# Are you coming to the 2008 MPG?



## Poppers-n-Pens (Mar 27, 2008)

I'm trying to get a head count for Saturday.

Your only choices are "*Yes, I'm coming!*" or  "*I hope to make it next year.*"


----------



## kent4Him (Mar 27, 2008)

I again get to have a very quiet ride with Ed.  I wish he talked a little more.  Maybe this year he'll come out of his shell.[]


----------



## edman2 (Mar 27, 2008)

My son is coming up from Arkansas and we will be there this year. Looking forward to it!


----------



## ed4copies (Mar 27, 2008)

> _Originally posted by kent4Him_
> 
> I again get to have a very quiet ride with Ed.  I wish he talked a little more.  Maybe this year he'll come out of his shell.[]

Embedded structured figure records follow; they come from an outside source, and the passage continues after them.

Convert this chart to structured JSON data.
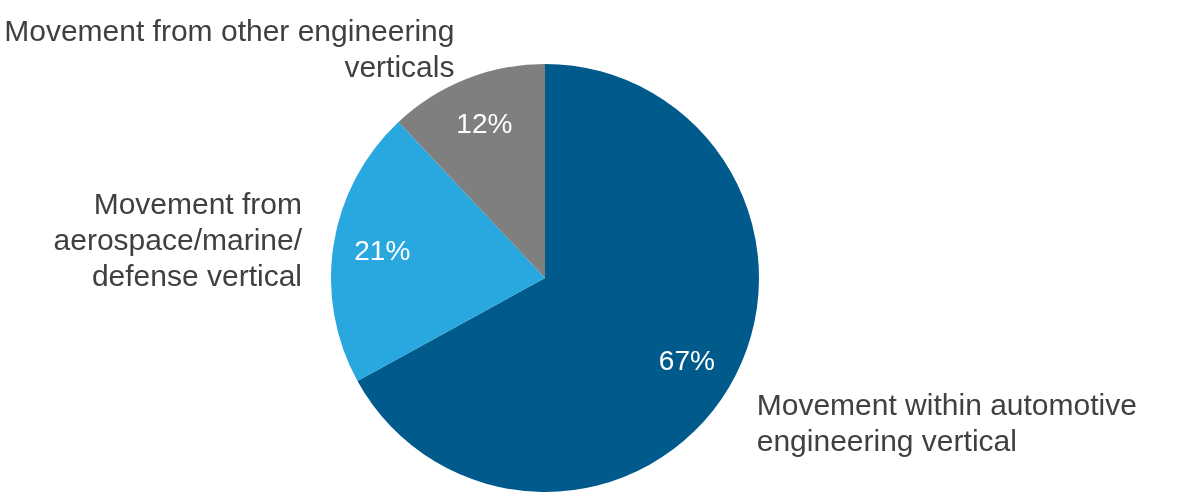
{
  "chart_data": {
    "type": "pie",
    "categories": [
      "Movement within automotive engineering vertical",
      "Movement from aerospace/marine/ defense vertical",
      "Movement from other engineering verticals"
    ],
    "values": [
      67,
      21,
      12
    ],
    "colors": [
      "#005a8c",
      "#29a8e0",
      "#7f7f7f"
    ],
    "value_labels": [
      "67%",
      "21%",
      "12%"
    ],
    "legend": false
  }
}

Careful what you wish for!!![}][}][}]


----------



## ed4copies (Mar 27, 2008)

Clever way to get an approximate head count!!


----------



## Poppers-n-Pens (Mar 27, 2008)

> _Originally posted by ed4copies_
> 
> Clever way to get an approximate head count!!



Thanks Ed.

So far the No votes are winning by 1 (7 to 8 at the time of this meeting).


----------



## ken69912001 (Mar 27, 2008)

Wouldn't miss it for anything. Besides I can be there in 75 minutes.


----------



## Poppers-n-Pens (Mar 28, 2008)

bump!

As of Friday at 2pm (central time), I have 12 people who are coming to the MPG.

[?][?][?][?]

Some how I think there will be more people...  

Keep voting...


----------



## barkisini (Mar 28, 2008)

I'm driving up tonight so that I don't nod off during lunch.


----------



## alphageek (Mar 28, 2008)

Have fun guys.. I voted for next year.. I REALLY wanted to come down... Mighta even been able to ride most of the way with Ed if I had worked it out right.


----------



## Poppers-n-Pens (Mar 29, 2008)

Well, we had 70 people show up today!!!  That's about a 40% increase from last year's number.  WOW!

Thank you to all who were able to make it.

For those of you who couldn't make it this year, you were missed and we look forward to seeing you next year


----------